Thanks to Saif al-Adel’s military capabilities and qualifications, he quickly climbed into the al-Qaeda hierarchy, as he held the position of head of the Security Committee in the mid-1990s, and played an important role in establishing al-Qaeda’s infrastructure in the Horn of Africa, especially in Somalia.
In 1990, Saif al-Adl met Jordanian Abu Musab al-Zarqawi, who had just been released from Jordanian prisons for his role in the attempted assassination of an American diplomat in the Jordanian capital, Amman. The meeting came on the recommendation of Abu Qatada the Palestinian, who was residing in Britain. Saif al-Adl soon realized that he had much in common with al-Zarqawi.
It is to Saif al-Adel’s credit for persuading Osama bin Laden to provide financial assistance to al-Zarqawi’s group to set up a training camp in the Afghan province of Herat, near the Iranian border.
The camp played a major role in facilitating the movement of jihadists to and from Afghanistan via Iran, following the Pakistani government began persecuting the “Arab Afghans” who were active on its soil.
Al-Qaeda established two stations in Iran, one in Tehran and the other in the city of Mashhad, to facilitate the travel of its members to and from Afghanistan.
In the followingmath of the September 2001 attacks on the United States and prior to the American invasion of Afghanistan, it is believed that Saif al-Adel succeeded in transferring al-Qaeda operatives to Iran through the same routes.
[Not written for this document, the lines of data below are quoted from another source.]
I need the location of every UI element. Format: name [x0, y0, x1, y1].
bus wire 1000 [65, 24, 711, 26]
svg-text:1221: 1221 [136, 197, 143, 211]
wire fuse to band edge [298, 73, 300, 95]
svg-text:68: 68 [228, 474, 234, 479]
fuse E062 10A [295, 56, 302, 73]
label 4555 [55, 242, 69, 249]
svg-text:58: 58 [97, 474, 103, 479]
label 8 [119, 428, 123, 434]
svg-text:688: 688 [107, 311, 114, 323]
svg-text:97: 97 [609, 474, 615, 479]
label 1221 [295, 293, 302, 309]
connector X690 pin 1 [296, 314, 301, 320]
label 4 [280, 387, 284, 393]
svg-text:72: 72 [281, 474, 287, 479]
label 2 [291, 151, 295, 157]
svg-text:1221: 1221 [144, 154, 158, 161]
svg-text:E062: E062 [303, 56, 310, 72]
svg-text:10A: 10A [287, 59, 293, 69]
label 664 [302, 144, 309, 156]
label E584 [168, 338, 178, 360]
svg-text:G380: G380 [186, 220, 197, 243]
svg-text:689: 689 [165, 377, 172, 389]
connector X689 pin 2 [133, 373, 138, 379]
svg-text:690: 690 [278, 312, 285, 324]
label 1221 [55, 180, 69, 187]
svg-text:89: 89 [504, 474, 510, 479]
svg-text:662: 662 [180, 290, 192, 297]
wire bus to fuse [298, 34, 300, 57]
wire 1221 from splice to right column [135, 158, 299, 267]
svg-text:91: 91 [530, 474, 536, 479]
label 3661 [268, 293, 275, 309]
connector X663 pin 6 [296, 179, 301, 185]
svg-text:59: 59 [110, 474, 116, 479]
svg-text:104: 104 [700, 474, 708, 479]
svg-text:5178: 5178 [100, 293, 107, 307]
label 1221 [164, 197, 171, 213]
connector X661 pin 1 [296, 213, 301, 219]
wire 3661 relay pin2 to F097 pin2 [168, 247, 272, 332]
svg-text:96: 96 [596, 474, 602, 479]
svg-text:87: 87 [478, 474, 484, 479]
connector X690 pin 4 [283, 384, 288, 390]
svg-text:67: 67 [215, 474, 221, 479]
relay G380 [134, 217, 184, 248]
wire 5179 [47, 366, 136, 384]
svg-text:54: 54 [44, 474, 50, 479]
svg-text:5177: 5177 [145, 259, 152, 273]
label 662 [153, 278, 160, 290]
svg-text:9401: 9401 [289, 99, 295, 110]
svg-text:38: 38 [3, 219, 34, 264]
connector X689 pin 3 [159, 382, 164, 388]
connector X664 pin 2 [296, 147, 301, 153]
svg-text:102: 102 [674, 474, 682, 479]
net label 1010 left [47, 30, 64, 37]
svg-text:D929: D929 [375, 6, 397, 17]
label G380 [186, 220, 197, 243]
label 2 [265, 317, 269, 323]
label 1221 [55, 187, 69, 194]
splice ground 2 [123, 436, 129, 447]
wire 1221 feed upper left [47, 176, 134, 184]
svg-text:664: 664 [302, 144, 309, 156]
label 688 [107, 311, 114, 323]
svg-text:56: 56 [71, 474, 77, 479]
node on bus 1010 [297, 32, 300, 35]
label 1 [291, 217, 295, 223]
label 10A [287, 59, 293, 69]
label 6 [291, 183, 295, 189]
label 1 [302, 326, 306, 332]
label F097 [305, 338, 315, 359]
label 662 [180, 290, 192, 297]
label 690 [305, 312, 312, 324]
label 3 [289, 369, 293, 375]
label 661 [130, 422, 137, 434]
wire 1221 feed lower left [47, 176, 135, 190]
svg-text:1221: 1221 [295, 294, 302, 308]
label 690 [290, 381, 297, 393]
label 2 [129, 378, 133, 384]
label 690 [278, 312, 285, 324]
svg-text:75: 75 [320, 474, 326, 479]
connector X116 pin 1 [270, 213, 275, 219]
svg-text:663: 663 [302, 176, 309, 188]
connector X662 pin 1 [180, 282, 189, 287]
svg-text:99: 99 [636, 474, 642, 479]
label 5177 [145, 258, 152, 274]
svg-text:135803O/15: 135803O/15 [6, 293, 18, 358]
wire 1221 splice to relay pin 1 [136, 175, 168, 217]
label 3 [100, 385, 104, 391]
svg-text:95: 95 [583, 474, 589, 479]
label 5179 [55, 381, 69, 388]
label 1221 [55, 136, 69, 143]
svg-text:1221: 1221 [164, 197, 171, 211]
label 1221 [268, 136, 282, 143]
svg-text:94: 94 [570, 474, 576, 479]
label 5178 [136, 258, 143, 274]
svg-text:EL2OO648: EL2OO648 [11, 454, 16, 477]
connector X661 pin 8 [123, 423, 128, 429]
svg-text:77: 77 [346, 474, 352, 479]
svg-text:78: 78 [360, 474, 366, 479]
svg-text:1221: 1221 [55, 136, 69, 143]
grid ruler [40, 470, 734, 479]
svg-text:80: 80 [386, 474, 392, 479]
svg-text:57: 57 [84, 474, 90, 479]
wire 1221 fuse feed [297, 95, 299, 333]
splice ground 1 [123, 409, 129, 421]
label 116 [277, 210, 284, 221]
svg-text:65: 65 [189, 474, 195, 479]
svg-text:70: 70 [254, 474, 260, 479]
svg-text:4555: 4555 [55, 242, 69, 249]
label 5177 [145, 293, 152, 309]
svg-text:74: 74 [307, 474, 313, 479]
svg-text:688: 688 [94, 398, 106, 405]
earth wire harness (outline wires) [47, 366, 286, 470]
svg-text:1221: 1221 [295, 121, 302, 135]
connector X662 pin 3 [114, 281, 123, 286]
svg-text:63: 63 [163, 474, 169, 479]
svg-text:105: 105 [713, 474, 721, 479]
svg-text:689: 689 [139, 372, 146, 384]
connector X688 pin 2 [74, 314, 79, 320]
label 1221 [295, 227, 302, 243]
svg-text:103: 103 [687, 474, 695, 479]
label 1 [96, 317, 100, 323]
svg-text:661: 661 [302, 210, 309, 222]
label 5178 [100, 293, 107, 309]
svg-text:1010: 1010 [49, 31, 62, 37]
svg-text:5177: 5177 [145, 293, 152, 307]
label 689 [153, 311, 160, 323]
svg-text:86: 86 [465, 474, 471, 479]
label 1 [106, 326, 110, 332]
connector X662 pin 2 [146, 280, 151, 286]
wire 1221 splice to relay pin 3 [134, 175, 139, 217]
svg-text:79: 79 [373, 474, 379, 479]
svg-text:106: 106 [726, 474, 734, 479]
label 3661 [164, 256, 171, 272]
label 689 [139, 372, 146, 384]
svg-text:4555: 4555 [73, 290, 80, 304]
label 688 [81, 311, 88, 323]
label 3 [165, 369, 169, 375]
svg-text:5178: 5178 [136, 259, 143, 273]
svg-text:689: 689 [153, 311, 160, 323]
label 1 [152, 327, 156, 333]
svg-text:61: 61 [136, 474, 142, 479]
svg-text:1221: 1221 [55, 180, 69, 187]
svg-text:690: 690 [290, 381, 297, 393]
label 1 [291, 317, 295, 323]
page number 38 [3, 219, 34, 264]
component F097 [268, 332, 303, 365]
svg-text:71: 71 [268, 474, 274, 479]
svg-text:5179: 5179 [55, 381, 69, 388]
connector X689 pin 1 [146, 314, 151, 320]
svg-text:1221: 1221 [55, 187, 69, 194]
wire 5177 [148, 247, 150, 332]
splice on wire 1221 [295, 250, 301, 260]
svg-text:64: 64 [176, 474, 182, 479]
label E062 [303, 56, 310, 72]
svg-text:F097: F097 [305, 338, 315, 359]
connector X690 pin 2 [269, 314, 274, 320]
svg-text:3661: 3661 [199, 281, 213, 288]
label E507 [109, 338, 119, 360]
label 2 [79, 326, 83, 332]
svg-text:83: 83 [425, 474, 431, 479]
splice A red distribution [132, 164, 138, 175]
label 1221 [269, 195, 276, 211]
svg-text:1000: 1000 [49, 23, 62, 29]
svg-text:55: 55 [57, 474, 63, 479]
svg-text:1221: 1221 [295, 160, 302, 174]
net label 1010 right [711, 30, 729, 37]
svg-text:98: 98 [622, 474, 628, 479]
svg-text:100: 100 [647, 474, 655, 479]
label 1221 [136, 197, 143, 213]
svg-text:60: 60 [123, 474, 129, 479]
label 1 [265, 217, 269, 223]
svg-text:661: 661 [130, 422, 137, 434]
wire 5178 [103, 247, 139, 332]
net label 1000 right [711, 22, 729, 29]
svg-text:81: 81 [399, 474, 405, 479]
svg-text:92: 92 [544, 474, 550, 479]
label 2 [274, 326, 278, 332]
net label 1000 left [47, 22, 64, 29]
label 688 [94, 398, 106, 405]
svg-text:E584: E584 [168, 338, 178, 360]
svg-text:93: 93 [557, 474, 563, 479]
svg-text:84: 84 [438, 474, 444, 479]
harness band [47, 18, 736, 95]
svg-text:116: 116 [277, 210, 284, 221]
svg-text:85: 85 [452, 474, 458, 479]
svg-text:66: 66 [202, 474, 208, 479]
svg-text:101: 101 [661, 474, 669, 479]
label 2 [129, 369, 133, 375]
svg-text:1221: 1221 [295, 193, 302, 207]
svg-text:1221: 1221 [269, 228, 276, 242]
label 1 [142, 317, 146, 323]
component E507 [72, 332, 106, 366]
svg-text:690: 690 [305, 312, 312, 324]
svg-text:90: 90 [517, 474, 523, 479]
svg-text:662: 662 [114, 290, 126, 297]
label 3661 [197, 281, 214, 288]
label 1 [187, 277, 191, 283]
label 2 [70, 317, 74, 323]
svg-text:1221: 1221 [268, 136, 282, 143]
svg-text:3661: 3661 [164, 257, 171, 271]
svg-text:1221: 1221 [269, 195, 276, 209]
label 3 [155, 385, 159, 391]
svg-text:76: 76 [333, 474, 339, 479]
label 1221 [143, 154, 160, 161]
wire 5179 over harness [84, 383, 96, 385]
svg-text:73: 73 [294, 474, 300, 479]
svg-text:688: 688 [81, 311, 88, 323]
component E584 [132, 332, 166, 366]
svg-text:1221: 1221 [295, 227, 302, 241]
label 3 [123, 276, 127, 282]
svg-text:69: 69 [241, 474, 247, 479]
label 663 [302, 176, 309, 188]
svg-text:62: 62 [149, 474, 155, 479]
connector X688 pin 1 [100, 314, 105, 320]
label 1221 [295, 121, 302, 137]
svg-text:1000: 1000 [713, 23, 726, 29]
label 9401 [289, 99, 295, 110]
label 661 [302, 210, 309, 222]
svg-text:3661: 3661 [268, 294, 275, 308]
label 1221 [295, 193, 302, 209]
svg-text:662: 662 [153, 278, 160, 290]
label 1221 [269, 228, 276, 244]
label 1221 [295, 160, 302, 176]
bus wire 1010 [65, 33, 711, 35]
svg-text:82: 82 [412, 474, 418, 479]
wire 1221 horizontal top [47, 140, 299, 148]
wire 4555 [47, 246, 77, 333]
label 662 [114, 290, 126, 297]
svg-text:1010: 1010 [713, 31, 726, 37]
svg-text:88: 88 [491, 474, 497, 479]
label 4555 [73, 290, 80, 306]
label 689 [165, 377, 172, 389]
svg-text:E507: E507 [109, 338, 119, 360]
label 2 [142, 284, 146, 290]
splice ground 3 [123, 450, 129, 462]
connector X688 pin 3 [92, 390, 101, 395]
According to the testimony of Khaled al-Sheikh Muhammad, the mastermind of the September 11, 2001 attacks, bin Laden and the military official in the organization, Muhammad Atef (Abu Hafs al-Masri) agreed in the spring of 1999 to carry out the attacks, and Saif al-Adl was informed of the plot in April 2001. According to the US government report on the attacks In September, Saif al-Adl was among a handful of al-Qaeda officials who expressed reservations regarding the plot because the attacks might threaten the Taliban’s rule in Afghanistan, they said.
With the launch of the American operations to invade Afghanistan in 2001, Saif al-Adl led al-Qaeda’s efforts to smuggle the organization’s operatives from Afghanistan to Iran, taking advantage of the two stations he established in Iran and the network of safe houses he established there.
After Saif al-Adl settled in Iran, accompanied by a senior al-Qaeda official, Abu Muhammad al-Masri, he reconnected with al-Qaeda leaders in Afghanistan and Pakistan and sent al-Qaeda fighters there.
After great American and Saudi pressure on Tehran, Saif al-Adl and Abu Muhammad al-Masri were arrested in 2003, so his role in the organization’s operations and activities declined until he was released in 2015 in a prisoner exchange between the organization and the Iranian side, according to a report by the New York Times in 2015.
Iran denied this altogether and in detail, which was suggested by some analysts due to the bloody conflict between the organization and Iran in Syria at the time.
The US and British intelligence agencies offered financial rewards of 7.5 million pounds and 10 million dollars for information on him for his role in the 1998 bombings of the American embassies in Nairobi and Dar es Salaam that left 224 people dead.
Saif al-Adel has been described as one of the most effective al-Qaeda operatives and one of the living leaders from the pre-9/11 era who might take over the organization.